Monday, November 27, 2006

Australian Idol 2006

Photo: Australian Idol 06 Final Concert, Australian Opera House. Photo taken from Australian Idol web site.

I found last night's finale of Australian Idol quite inspiring. I had thought Idol was past its use by date. Indeed, as a family we really started watching seriously half way through.

Two things forced us to change our minds.

The first was the huge and varied talent on display, I think in combination the best of any Idol. The second was the decision by the producers to free up the program, to allow inclusion of participant's original material, to allow them to use instruments, to allow greater variety in material generally.

The production last night was quite simply superb, if perhaps a little long. The Opera House/harbour setting itself provides one of the world's most visually appealing back-drops. The singers including both previous Idol participants as well as the top 12 finalists this year (and of course Marcia Hines and her daughter) were very good, while the production design was excellent.

The show also illustrated many of the things that I have been talking about on this blog in my commentaries on Australia, its people and changing culture.

The two finalists were a complete contrast, in many ways showcasing Australia's complex and varied ethnic and cultural mix.

Damien Leith, the eventual winner, is a thirty year old Irishman living in Sydney with his wife and baby son. In Damien's case the cut-overs to supporters were to a rowdy Gaelic Club in Sydney where the Irish community had gathered and back to Ireland to his old school and Irish home. Damien himself is no musical novice, forming his first band at an early age. His seccond, family, band was succesful and attracted US interest, but Damien returned disillusioned from the US and then settled in Sydney.

Jessica Mauboy, the daughter of an Indonesian father and an Aboriginal mother, is a seventeen year old school girl from the Northern Territory. In her case, the cut-overs were to Darwin in the Northern Territory, to a huge and incredibly varied crowd including family, friends and teachers from her school (Sanderson High School) as well as supporters drawn from all parts of Darwin's varied community.

While only 17, Jessica too has been involved with music since an early age. Those who know my New England connections will understand why I was pleased to find a New England linkage.

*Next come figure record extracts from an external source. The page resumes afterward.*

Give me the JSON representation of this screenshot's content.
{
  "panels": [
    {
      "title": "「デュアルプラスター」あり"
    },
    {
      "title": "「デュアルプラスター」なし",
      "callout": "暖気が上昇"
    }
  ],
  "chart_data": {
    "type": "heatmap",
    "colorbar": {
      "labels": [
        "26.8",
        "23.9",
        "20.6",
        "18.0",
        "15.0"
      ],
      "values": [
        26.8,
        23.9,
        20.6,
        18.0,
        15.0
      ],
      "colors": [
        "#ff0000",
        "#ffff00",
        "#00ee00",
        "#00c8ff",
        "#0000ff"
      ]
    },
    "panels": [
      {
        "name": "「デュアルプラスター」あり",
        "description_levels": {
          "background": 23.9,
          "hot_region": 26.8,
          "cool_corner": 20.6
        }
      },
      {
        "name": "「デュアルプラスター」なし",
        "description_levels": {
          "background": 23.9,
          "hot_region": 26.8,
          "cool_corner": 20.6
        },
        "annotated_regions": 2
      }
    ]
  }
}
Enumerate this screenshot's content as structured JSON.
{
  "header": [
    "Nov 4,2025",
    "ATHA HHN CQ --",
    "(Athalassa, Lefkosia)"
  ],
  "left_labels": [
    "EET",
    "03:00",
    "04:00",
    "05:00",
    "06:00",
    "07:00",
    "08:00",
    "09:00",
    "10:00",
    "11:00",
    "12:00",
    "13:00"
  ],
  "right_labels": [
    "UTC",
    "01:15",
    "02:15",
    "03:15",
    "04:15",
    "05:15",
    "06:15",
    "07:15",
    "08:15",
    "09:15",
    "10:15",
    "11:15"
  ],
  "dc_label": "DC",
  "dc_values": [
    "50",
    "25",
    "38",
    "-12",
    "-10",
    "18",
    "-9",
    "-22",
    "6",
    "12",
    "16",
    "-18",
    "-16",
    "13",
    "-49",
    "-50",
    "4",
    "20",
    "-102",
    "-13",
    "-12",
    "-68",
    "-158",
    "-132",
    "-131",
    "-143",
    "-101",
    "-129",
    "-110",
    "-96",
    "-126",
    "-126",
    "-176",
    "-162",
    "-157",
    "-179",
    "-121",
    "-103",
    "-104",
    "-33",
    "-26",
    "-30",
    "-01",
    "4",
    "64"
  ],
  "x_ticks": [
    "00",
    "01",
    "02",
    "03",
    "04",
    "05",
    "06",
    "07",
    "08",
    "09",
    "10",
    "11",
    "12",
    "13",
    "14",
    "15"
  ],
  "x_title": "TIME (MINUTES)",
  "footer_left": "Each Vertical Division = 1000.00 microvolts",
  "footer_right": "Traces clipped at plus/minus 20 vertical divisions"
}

At 14 Jessica's well-developed skills as a vocalist helped to secure first place in the Road to Tamworth competition, where Jess had the opportunity to meet local country legends: "Part of the prize was to go to the Tamworth Camerata Junior College, the music school. That was so fun. We got to meet Beccy Cole and Kasey Chambers. They just had a talk about how they developed through their music. I was really into that. It gave me confidence and made me love music more.”

The evolution of Tamworth as the national country music centre has played a significant role in developing Australian talent.

Tamworth Camerata (and here) is unique in Australia, and possibly the world, as the only recognised country music school for junior performers where they learn from the best in the business. It is widely acknowledged as a ‘feeder’ for the grown-up version - the CMAA Australian College of Country Music, as many Camerata graduates progress to college and further afield in the pursuit of their careers.

As an aside, Shannon Noll (and here), one of the outstanding commercial successes from earlier Idols, is a New Englander. As indeed in different contexts are Peter Cousins who received his initial training performing Gilbert & Sullivan at my old school (The Armidale School) and Peter Allen who also went to school in Armidale at the Armidale Demonstration (Peter was several years in front of me at Dem and I don't really remember him from this period) and then Armidale High Schools.

Enjoying the show last night, I could not help contrasting it all with the fifties when I was growing up and when I used to cringe at some of the performances I saw. It's in part due to an increased population, more to the fact that there is just so much more now to support and nurture talent.


Anonymous said...

You have chosen an important subject and written about it with insight. Congratulations! Today's Australian Financial Review has an article on the tendancy in media and Web development today towards serving short attention spans. Reading your post it seems Australian Idol has defeated the trend and captured attention for many each Sunday night and with little or no channel surfing. There are broader lessons for all in this.
Your Secret Admirer

Jim Belshaw said...

Thank you for this comment, YSA, and sorry for the slow response. Australian Idol had to change this year or lose audience.

Your FR reference was interesting. I missed the article. I am sure that it is correct.